Lula durante cerimônia de apresentação de oficiais generais promovidos, no Palácio do Planalto
Lula durante cerimônia de apresentação de oficiais generais promovidos, no Palácio do Planalto. (Pedro Ladeira-4.abr.23/Folhapress) 

Carolina Ricardo, diretora-executiva do Instituto Sou da Paz, afirma ser importante ter esse tipo de assessoria na Defesa por ser um canal útil para se pensar como pode ser articulada a participação social na pasta.

Não significa que a sociedade civil vai invadir o Exército. Ter a assessoria é importante para pensar que tipo de participação é necessária. Porque, se não tem a assessoria, quer dizer que não cabe nenhum tipo de participação e diversidade“, afirma.

No caso do Exército, qual a discussão que está sendo feita sobre o papel da mulher? E a questão da igualdade racial? É começar a discutir isso.

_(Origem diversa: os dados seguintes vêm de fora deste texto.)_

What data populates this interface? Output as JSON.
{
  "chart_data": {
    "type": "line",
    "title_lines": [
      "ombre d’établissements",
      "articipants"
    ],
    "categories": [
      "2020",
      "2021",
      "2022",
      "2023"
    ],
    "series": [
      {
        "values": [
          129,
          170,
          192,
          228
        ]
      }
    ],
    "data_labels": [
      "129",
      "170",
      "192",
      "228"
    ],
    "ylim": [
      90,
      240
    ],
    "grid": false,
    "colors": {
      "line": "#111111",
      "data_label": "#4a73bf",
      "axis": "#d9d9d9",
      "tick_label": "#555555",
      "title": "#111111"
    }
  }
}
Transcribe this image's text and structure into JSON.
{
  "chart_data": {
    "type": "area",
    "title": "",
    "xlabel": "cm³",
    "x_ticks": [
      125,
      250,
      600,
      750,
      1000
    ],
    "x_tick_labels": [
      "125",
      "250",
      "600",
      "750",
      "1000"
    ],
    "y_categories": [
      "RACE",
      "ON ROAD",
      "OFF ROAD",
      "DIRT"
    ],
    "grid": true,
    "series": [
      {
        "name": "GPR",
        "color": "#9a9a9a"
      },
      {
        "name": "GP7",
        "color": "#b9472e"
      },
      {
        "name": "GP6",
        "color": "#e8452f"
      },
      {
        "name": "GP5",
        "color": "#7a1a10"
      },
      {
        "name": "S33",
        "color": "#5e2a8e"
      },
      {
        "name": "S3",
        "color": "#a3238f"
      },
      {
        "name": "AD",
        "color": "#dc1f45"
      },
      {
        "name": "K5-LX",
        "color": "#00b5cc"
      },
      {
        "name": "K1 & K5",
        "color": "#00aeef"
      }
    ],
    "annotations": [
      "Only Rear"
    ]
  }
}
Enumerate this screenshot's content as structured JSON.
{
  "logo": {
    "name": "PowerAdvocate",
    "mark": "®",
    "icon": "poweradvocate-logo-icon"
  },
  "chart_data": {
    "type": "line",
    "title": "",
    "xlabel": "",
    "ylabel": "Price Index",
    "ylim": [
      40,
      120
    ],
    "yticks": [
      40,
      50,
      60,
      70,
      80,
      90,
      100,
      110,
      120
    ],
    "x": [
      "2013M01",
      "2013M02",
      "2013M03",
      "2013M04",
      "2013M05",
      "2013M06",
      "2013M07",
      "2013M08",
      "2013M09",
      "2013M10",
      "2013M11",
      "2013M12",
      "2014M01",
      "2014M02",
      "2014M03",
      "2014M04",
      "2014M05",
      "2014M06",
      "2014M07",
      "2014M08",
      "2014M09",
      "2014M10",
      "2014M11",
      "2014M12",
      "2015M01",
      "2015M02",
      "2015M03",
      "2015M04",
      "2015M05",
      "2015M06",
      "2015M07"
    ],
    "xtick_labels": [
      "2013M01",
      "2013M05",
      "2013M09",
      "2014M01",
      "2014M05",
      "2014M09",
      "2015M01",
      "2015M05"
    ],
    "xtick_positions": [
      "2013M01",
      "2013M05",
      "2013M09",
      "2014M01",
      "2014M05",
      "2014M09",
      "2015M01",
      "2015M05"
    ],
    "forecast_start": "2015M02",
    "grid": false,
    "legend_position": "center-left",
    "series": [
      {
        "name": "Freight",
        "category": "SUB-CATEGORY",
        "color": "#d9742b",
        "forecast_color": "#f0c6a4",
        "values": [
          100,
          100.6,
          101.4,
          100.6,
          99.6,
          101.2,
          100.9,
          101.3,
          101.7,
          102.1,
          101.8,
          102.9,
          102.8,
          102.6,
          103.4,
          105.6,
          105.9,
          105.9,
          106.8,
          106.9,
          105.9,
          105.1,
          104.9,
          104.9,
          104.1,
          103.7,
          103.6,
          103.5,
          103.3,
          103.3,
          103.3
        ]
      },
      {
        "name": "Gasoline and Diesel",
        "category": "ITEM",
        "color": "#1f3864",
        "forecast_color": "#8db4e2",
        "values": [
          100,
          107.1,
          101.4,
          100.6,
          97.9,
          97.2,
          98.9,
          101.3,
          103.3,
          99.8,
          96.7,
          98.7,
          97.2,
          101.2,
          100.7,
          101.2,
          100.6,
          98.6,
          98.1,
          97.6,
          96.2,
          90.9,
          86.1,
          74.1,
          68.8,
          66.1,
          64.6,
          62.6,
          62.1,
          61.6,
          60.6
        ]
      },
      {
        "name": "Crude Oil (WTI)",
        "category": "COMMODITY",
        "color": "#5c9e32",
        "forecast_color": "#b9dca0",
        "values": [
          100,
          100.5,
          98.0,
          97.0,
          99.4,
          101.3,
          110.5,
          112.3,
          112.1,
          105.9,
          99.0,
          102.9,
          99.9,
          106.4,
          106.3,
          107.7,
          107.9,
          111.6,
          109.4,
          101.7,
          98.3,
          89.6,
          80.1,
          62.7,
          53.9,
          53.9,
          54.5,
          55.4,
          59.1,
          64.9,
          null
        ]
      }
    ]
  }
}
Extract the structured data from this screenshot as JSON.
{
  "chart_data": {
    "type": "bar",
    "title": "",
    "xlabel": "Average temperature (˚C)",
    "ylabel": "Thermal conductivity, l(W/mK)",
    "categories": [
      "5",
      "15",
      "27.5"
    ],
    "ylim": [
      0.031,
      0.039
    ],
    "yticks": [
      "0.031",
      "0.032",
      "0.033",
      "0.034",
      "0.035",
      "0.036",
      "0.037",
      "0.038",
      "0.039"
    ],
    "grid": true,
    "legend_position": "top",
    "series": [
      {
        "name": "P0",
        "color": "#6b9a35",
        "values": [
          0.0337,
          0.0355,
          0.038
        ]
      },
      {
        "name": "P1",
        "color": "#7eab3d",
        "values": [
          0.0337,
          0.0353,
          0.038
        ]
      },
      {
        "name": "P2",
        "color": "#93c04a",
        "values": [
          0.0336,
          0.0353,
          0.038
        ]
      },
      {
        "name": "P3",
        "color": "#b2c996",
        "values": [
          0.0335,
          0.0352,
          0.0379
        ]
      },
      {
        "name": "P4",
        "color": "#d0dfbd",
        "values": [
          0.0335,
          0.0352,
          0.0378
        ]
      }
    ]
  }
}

Para ela, há questões sigilosas de segurança nacional que não podem ser compartilhadas, mas há outras discussões em que a sociedade civil pode ajudar. Como exemplo, ela cita as informações sobre registro e controle de armas.

Ana Penido, que tem doutorado em relações internacionais e mestrado em estudos estratégicos da defesa e da segurança, defende a necessidade de debate sobre, entre outras questões, orçamento, regras de recrutamento, atualização das regras gerais que norteiam a política e a estratégia nacional de defesa.

Tem um conjunto de questões que dizem respeito à defesa nacional que não são necessariamente questões militares“, diz ela, que é pesquisadora do Gedes e do Instituto Tricontinental de Pesquisa Social. “A política militar é aquela que diz respeito ao emprego das tropas no terreno, é literalmente pensar estratégia de combate.

Quanto à diversidade, Ana aponta, inclusive, questões que poderiam favorecer os militares, como discussão sobre licença-paternidade ou avaliação sobre funções que não precisariam de mudança de local de trabalho todo ano. Para além da questão de gênero e racial, no caso da Amazônia, por exemplo, a inclusão de indígenas é também ponto de atenção.

Um episódio visto como exemplo da resistência de militares com a pauta da diversidade foi a Comissão de Gênero criada na pasta em 2014, durante a gestão Dilma Rousseff (PT).

As Forças Armadas pressionaram para impedir, em 2015, a realização de uma pesquisa que abordaria a ocorrência de assédio sexual entre militares —projeto que era uma das prioridades do grupo. A comissão foi extinta em 2019, na gestão Jair Bolsonaro (PL), e o atual ministro José Múcio Monteiro disse estar avaliando sua recriação.